The girl’s rape followed the attack which was reported last month by UN humanitarian chiefs and human rights organizations .

The attack resulted in the massacre of at least 48 Rohingya Muslims, mostly women and children, in Burma’s western Rakhine State.

Official media and the Ministry of Information have strongly refuted the reports.

Yet, a Thailand-based NGO, the Arakan Project, said it had received multiple reports that dozens of Rohingya Muslims were killed by security forces and Arakanese Buddhists.

The incident, just the latest in a string of attacks that left at least 240 people dead and more than 140,000 homeless or displaced in prison-like camps, caused terror in the Muslim Yangon community.

After the incident, the 16-year-old girl couldn’t visit doctor as her family feared consequences.

The helpless family had given the girl a medicine to prevent pregnancy, which they got from a local makeshift pharmacy.

Seeking justice the complaining girl said: “I still remember their faces. I can point them out if I see them again.”

The girl’s rape case is not the first for Burmese as a report last year claimed that many Rohingya women have been raped by the Burmese military.

Described by the UN as one of the world’s most persecuted minorities, Rohingya Muslims are facing a catalogue of discrimination in their homeland.

They have been denied citizenship rights since an amendment to the citizenship laws in 1982 and are treated as illegal immigrants in their own home.

The Burmese government as well as the Buddhist majority refuse to recognize the term “Rohingya”, referring to them as “Bengalis”.

Rights groups have accused the Burmese security forces of killing, raping and arresting Rohingyas following the sectarian violence last year.
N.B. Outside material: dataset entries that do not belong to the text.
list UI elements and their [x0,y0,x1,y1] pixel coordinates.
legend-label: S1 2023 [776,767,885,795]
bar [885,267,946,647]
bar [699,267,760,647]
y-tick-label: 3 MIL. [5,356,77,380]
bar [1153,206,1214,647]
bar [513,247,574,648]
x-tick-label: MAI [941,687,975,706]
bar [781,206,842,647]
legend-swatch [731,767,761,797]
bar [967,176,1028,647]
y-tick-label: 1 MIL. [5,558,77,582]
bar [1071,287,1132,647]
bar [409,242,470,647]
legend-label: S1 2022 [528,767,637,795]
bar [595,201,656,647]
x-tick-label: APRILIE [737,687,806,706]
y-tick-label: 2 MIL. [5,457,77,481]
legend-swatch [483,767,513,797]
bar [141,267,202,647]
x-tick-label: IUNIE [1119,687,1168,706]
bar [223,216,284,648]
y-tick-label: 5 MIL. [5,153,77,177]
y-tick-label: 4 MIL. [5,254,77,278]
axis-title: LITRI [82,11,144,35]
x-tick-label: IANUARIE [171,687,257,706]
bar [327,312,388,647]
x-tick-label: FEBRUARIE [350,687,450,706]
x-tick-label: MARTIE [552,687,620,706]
Hundreds of thousands of Muslims have been forced to flee their homes in western Burma since June after attacks from Buddhist mobs on their areas.

The violence has displaced nearly 29,000 people, more than 97 percent of whom are Rohingya Muslims, according to the United Nations.

Many now live in camps, adding to 75,000 mostly Rohingya displaced in June 2012, after a previous explosion of sectarian violence.